Early life low intensity stress experience modifies acute stress effects on juvenile brain cell proliferation of European sea bass (D. Labrax)

•Juvenile sea bass brain is characterized by extensive active cell proliferation.•Early life adversity (UCLIS) did not change juvenile brain cell proliferation.•Acute stress reduced mitotic activity in teleost hippocampus, amygdala, cerebellum.•Acute stress increased plasma cortisol in all cases (non-UCLIS, UCLIS juveniles).•Early UCLIS modified acute stress plasticity of brain cell proliferation responses.

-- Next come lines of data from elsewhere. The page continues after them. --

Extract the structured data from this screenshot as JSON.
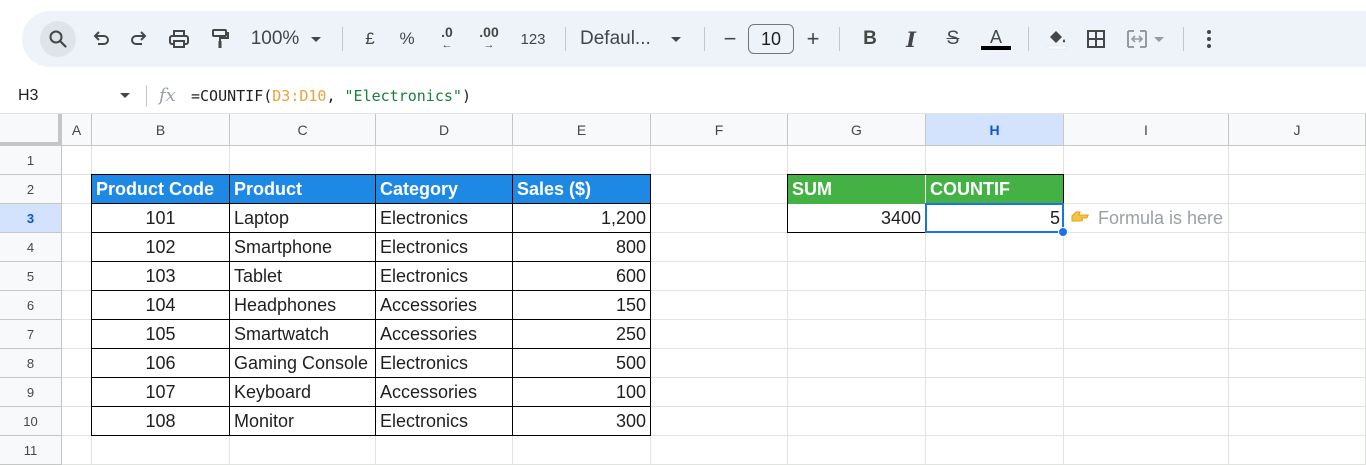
{
  "toolbar": {
    "zoom": "100%",
    "currency": "£",
    "percent": "%",
    "dec_decrease": ".0",
    "dec_increase": ".00",
    "number_format": "123",
    "font": "Defaul...",
    "font_size": "10",
    "minus": "−",
    "plus": "+",
    "bold": "B",
    "italic": "I",
    "strike": "S",
    "text_color_letter": "A",
    "text_color": "#000000",
    "icons": [
      "search-icon",
      "undo-icon",
      "redo-icon",
      "print-icon",
      "paint-format-icon",
      "fill-color-icon",
      "borders-icon",
      "merge-cells-icon",
      "more-vert-icon"
    ]
  },
  "formula_bar": {
    "cell_ref": "H3",
    "fx": "fx",
    "formula_prefix": "=COUNTIF(",
    "formula_range": "D3:D10",
    "formula_sep": ", ",
    "formula_string": "\"Electronics\"",
    "formula_suffix": ")"
  },
  "columns": [
    "A",
    "B",
    "C",
    "D",
    "E",
    "F",
    "G",
    "H",
    "I",
    "J"
  ],
  "rows": [
    "1",
    "2",
    "3",
    "4",
    "5",
    "6",
    "7",
    "8",
    "9",
    "10",
    "11"
  ],
  "active_cell": {
    "column": "H",
    "row": "3"
  },
  "table": {
    "headers": [
      "Product Code",
      "Product",
      "Category",
      "Sales ($)"
    ],
    "rows": [
      [
        "101",
        "Laptop",
        "Electronics",
        "1,200"
      ],
      [
        "102",
        "Smartphone",
        "Electronics",
        "800"
      ],
      [
        "103",
        "Tablet",
        "Electronics",
        "600"
      ],
      [
        "104",
        "Headphones",
        "Accessories",
        "150"
      ],
      [
        "105",
        "Smartwatch",
        "Accessories",
        "250"
      ],
      [
        "106",
        "Gaming Console",
        "Electronics",
        "500"
      ],
      [
        "107",
        "Keyboard",
        "Accessories",
        "100"
      ],
      [
        "108",
        "Monitor",
        "Electronics",
        "300"
      ]
    ]
  },
  "summary": {
    "sum_label": "SUM",
    "countif_label": "COUNTIF",
    "sum_value": "3400",
    "countif_value": "5"
  },
  "note": {
    "icon": "pointing-hand-icon",
    "text": "Formula is here"
  },
  "colors": {
    "header_blue": "#1e88e5",
    "header_green": "#43b144",
    "selection": "#1a73e8",
    "formula_range": "#e8a33d",
    "formula_string": "#188038"
  }
}
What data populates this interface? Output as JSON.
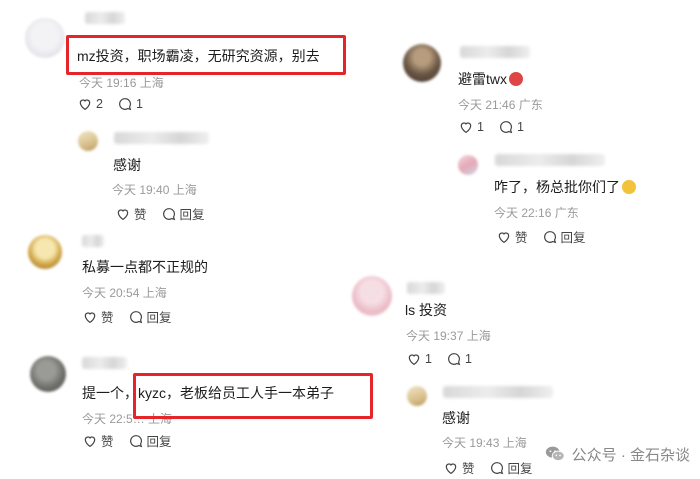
{
  "comments": [
    {
      "text": "mz投资，职场霸凌，无研究资源，别去",
      "time": "今天 19:16 上海",
      "likes": "2",
      "replies": "1"
    },
    {
      "text": "感谢",
      "time": "今天 19:40 上海",
      "like_label": "赞",
      "reply_label": "回复"
    },
    {
      "text": "私募一点都不正规的",
      "time": "今天 20:54 上海",
      "like_label": "赞",
      "reply_label": "回复"
    },
    {
      "text": "提一个，kyzc，老板给员工人手一本弟子",
      "time": "今天 22:5…  上海",
      "like_label": "赞",
      "reply_label": "回复"
    },
    {
      "text": "避雷twx",
      "time": "今天 21:46 广东",
      "likes": "1",
      "replies": "1"
    },
    {
      "text": "咋了，杨总批你们了",
      "time": "今天 22:16 广东",
      "like_label": "赞",
      "reply_label": "回复"
    },
    {
      "text": "ls 投资",
      "time": "今天 19:37 上海",
      "likes": "1",
      "replies": "1"
    },
    {
      "text": "感谢",
      "time": "今天 19:43 上海",
      "like_label": "赞",
      "reply_label": "回复"
    }
  ],
  "watermark": {
    "text": "公众号 · 金石杂谈"
  },
  "colors": {
    "highlight": "#e4262b",
    "muted": "#9a9a9a"
  }
}
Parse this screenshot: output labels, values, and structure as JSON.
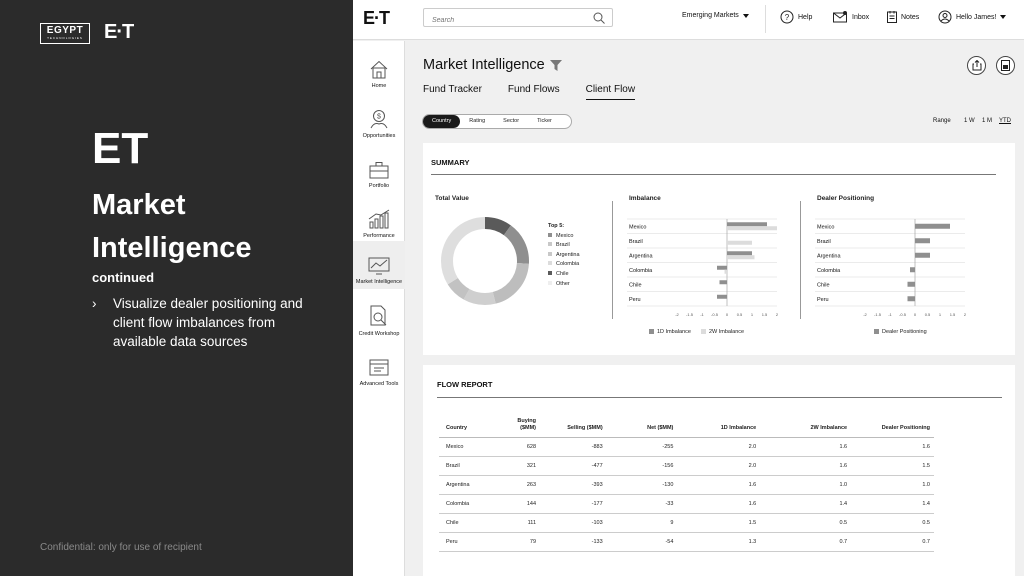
{
  "left_panel": {
    "logo_egypt_line1": "EGYPT",
    "logo_egypt_line2": "TECHNOLOGIES",
    "logo_et": "E·T",
    "heading": "ET",
    "title": "Market Intelligence",
    "subtitle": "continued",
    "bullet_marker": "›",
    "bullet": "Visualize dealer positioning and client flow imbalances from available data sources",
    "footer": "Confidential: only for use of recipient"
  },
  "topbar": {
    "logo": "E·T",
    "search_placeholder": "Search",
    "market_select": "Emerging Markets",
    "help": "Help",
    "inbox": "Inbox",
    "notes": "Notes",
    "user": "Hello James!"
  },
  "sidebar": {
    "items": [
      {
        "label": "Home",
        "icon": "home-icon"
      },
      {
        "label": "Opportunities",
        "icon": "opportunities-icon"
      },
      {
        "label": "Portfolio",
        "icon": "portfolio-icon"
      },
      {
        "label": "Performance",
        "icon": "performance-icon"
      },
      {
        "label": "Market Intelligence",
        "icon": "market-intelligence-icon"
      },
      {
        "label": "Credit Workshop",
        "icon": "credit-workshop-icon"
      },
      {
        "label": "Advanced Tools",
        "icon": "advanced-tools-icon"
      }
    ]
  },
  "header": {
    "title": "Market Intelligence",
    "tabs": [
      "Fund Tracker",
      "Fund Flows",
      "Client Flow"
    ],
    "active_tab": "Client Flow"
  },
  "filters": {
    "segments": [
      "Country",
      "Rating",
      "Sector",
      "Ticker"
    ],
    "active_segment": "Country",
    "range_label": "Range",
    "range_options": [
      "1 W",
      "1 M",
      "YTD"
    ],
    "active_range": "YTD"
  },
  "summary": {
    "title": "SUMMARY",
    "total_value_title": "Total Value",
    "imbalance_title": "Imbalance",
    "dealer_title": "Dealer Positioning",
    "top5_title": "Top 5:",
    "legend_1d": "1D Imbalance",
    "legend_2w": "2W Imbalance",
    "legend_dealer": "Dealer Positioning",
    "colors": {
      "dark": "#5a5a5a",
      "mid": "#8f8f8f",
      "light": "#c8c8c8",
      "lighter": "#dcdcdc"
    }
  },
  "chart_data": [
    {
      "type": "pie",
      "title": "Total Value",
      "categories": [
        "Mexico",
        "Brazil",
        "Argentina",
        "Colombia",
        "Chile",
        "Other"
      ],
      "values": [
        10,
        16,
        20,
        12,
        8,
        34
      ]
    },
    {
      "type": "bar",
      "orientation": "horizontal",
      "title": "Imbalance",
      "categories": [
        "Mexico",
        "Brazil",
        "Argentina",
        "Colombia",
        "Chile",
        "Peru"
      ],
      "series": [
        {
          "name": "1D Imbalance",
          "values": [
            1.6,
            0.0,
            1.0,
            -0.4,
            -0.3,
            -0.4
          ]
        },
        {
          "name": "2W Imbalance",
          "values": [
            2.0,
            1.0,
            1.1,
            -0.1,
            0.0,
            0.0
          ]
        }
      ],
      "xlim": [
        -2,
        2
      ],
      "xticks": [
        "-2",
        "-1.5",
        "-1",
        "-0.5",
        "0",
        "0.5",
        "1",
        "1.5",
        "2"
      ]
    },
    {
      "type": "bar",
      "orientation": "horizontal",
      "title": "Dealer Positioning",
      "categories": [
        "Mexico",
        "Brazil",
        "Argentina",
        "Colombia",
        "Chile",
        "Peru"
      ],
      "series": [
        {
          "name": "Dealer Positioning",
          "values": [
            1.4,
            0.6,
            0.6,
            -0.2,
            -0.3,
            -0.3
          ]
        }
      ],
      "xlim": [
        -2,
        2
      ],
      "xticks": [
        "-2",
        "-1.5",
        "-1",
        "-0.5",
        "0",
        "0.5",
        "1",
        "1.5",
        "2"
      ]
    }
  ],
  "flow_report": {
    "title": "FLOW REPORT",
    "columns": [
      "Country",
      "Buying ($MM)",
      "Selling ($MM)",
      "Net ($MM)",
      "1D Imbalance",
      "2W Imbalance",
      "Dealer Positioning"
    ],
    "rows": [
      [
        "Mexico",
        "628",
        "-883",
        "-255",
        "2.0",
        "1.6",
        "1.6"
      ],
      [
        "Brazil",
        "321",
        "-477",
        "-156",
        "2.0",
        "1.6",
        "1.5"
      ],
      [
        "Argentina",
        "263",
        "-393",
        "-130",
        "1.6",
        "1.0",
        "1.0"
      ],
      [
        "Colombia",
        "144",
        "-177",
        "-33",
        "1.6",
        "1.4",
        "1.4"
      ],
      [
        "Chile",
        "111",
        "-103",
        "9",
        "1.5",
        "0.5",
        "0.5"
      ],
      [
        "Peru",
        "79",
        "-133",
        "-54",
        "1.3",
        "0.7",
        "0.7"
      ]
    ]
  }
}
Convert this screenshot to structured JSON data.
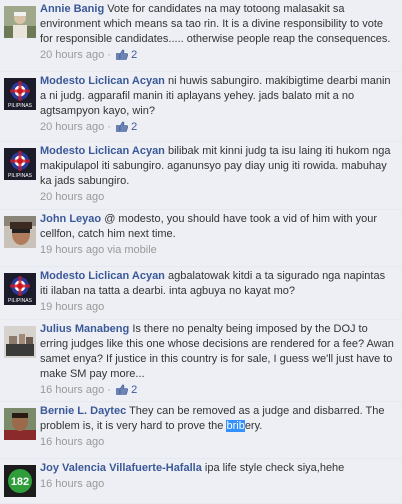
{
  "comments": [
    {
      "author": "Annie Banig",
      "text": "Vote for candidates na may totoong malasakit sa environment which means sa tao rin. It is a divine responsibility to vote for responsible candidates..... otherwise people reap the consequences.",
      "time": "20 hours ago",
      "separator": "·",
      "likes": "2",
      "avatar_icon": "person-photo-icon"
    },
    {
      "author": "Modesto Liclican Acyan",
      "text": "ni huwis sabungiro. makibigtime dearbi manin a ni judg. agparafil manin iti aplayans yehey. jads balato mit a no agtsampyon kayo, win?",
      "time": "20 hours ago",
      "separator": "·",
      "likes": "2",
      "avatar_icon": "pilipinas-emblem-icon"
    },
    {
      "author": "Modesto Liclican Acyan",
      "text": "bilibak mit kinni judg ta isu laing iti hukom nga makipulapol iti sabungiro. aganunsyo pay diay unig iti rowida. mabuhay ka jads sabungiro.",
      "time": "20 hours ago",
      "separator": "",
      "likes": "",
      "avatar_icon": "pilipinas-emblem-icon"
    },
    {
      "author": "John Leyao",
      "text": "@ modesto, you should have took a vid of him with your cellfon, catch him next time.",
      "time": "19 hours ago via mobile",
      "separator": "",
      "likes": "",
      "avatar_icon": "person-photo-icon"
    },
    {
      "author": "Modesto Liclican Acyan",
      "text": "agbalatowak kitdi a ta sigurado nga napintas iti ilaban na tatta a dearbi. inta agbuya no kayat mo?",
      "time": "19 hours ago",
      "separator": "",
      "likes": "",
      "avatar_icon": "pilipinas-emblem-icon"
    },
    {
      "author": "Julius Manabeng",
      "text": "Is there no penalty being imposed by the DOJ to erring judges like this one whose decisions are rendered for a fee? Awan samet enya? If justice in this country is for sale, I guess we'll just have to make SM pay more...",
      "time": "16 hours ago",
      "separator": "·",
      "likes": "2",
      "avatar_icon": "person-photo-icon"
    },
    {
      "author": "Bernie L. Daytec",
      "text_before": "They can be removed as a judge and disbarred. The problem is, it is very hard to prove the ",
      "text_selected": "brib",
      "text_after": "ery.",
      "time": "16 hours ago",
      "separator": "",
      "likes": "",
      "avatar_icon": "person-photo-icon"
    },
    {
      "author": "Joy Valencia Villafuerte-Hafalla",
      "text": "ipa life style check siya,hehe",
      "time": "16 hours ago",
      "separator": "",
      "likes": "",
      "avatar_icon": "green-logo-icon",
      "avatar_text": "182"
    }
  ],
  "like_icon": "thumbs-up-icon",
  "avatar_label": "PILIPINAS",
  "colors": {
    "link": "#3b5998",
    "meta": "#999999",
    "background": "#edeff4",
    "selection": "#3390ff"
  }
}
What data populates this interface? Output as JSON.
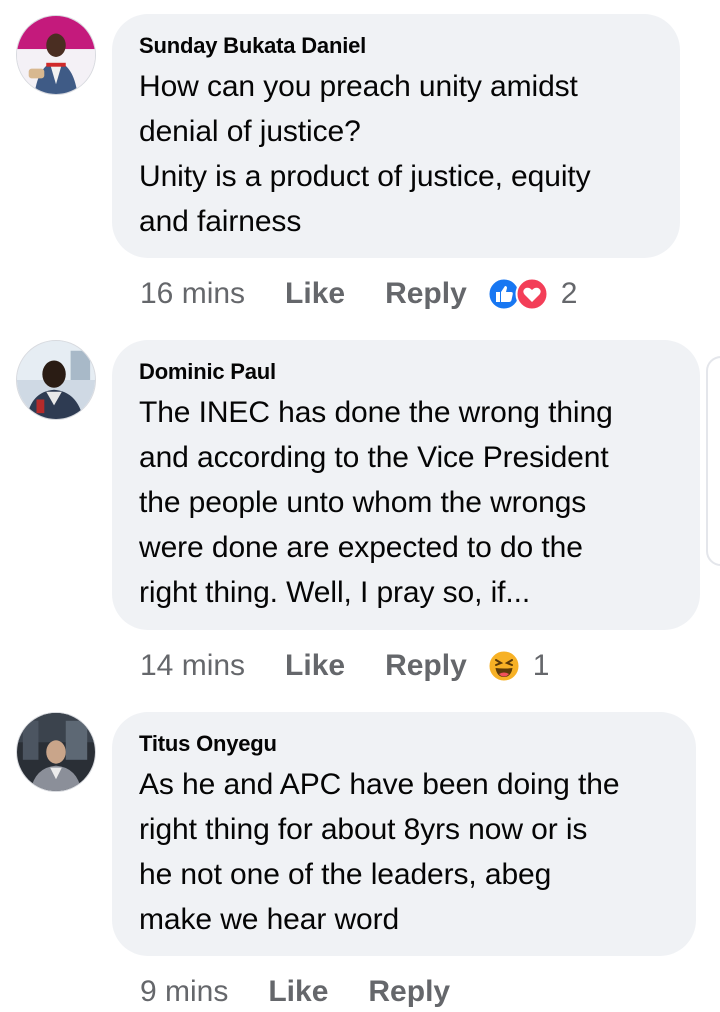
{
  "comments": [
    {
      "author": "Sunday Bukata Daniel",
      "text": "How can you preach unity amidst\ndenial of justice?\nUnity is a product of justice, equity\nand fairness",
      "time": "16 mins",
      "like_label": "Like",
      "reply_label": "Reply",
      "reactions": [
        "like-icon",
        "love-icon"
      ],
      "reaction_count": "2",
      "avatar_icon": "profile-photo"
    },
    {
      "author": "Dominic Paul",
      "text": "The INEC has done the wrong thing\nand according to the Vice President\nthe people unto whom the wrongs\nwere done are expected to do the\nright thing. Well, I pray so, if...",
      "time": "14 mins",
      "like_label": "Like",
      "reply_label": "Reply",
      "reactions": [
        "haha-icon"
      ],
      "reaction_count": "1",
      "avatar_icon": "profile-photo"
    },
    {
      "author": "Titus Onyegu",
      "text": "As he and APC have been doing the\nright thing for about 8yrs now or is\nhe not one of the leaders, abeg\nmake we hear word",
      "time": "9 mins",
      "like_label": "Like",
      "reply_label": "Reply",
      "avatar_icon": "profile-photo"
    }
  ],
  "colors": {
    "bubble": "#f0f2f5",
    "meta_text": "#65676b",
    "like_blue": "#1877f2",
    "love_red": "#f33e58",
    "haha_yellow": "#f7b125"
  }
}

Early life adversity may be critical for the brain structural plasticity that in turn would influence juvenile behaviour. To address this, we questioned whether early life environment has an impact on stress responses latter in life, using European sea bass, Dicentrarchus labrax, as a model organism. Unpredictable chronic low intensity stress (UCLIS), using a variety of moderate intensity stressors, was applied during two early ontogenetic stages, flexion or formation all fins. At juvenile stage, fish were exposed to acute stress and plasma cortisol, brain mRNA expression of corticosteroid receptors’ genes (gr1, gr2, mr) and brain cell proliferation (using BrdU immunohistochemistry) were determined in experimental and matched controls. UCLIS treatment specifically decreased brain gr1 expression in juveniles, but had no effect on the juvenile brain cell proliferation pattern within the major neurogenic zones studied of dorsal (Dm, Dld) and ventral (Vv) telencephalic, preoptic (NPO) areas, periventricular tectum gray zone (PGZ) and valvula cerebellum (VCe). In contrast, exposure to acute stress induced significant plasma cortisol rise, decreases of cerebral cell proliferation in juveniles, not previously exposed to UCLIS, but no effect detected on the expression levels of gr1, gr2 and mr in all groups of different early life history. Interestingly, juveniles with UCLIS history showed modified responses to acute stress, attenuating acute stress-induced cell proliferation decreases, indicating a long-lasting effect of early life treatment. Taken together, early life mild stress experience influences an acute stress plasticity end-point, cerebral cell proliferation, independently of the stress-axis activation, possibly leading to more effective coping styles.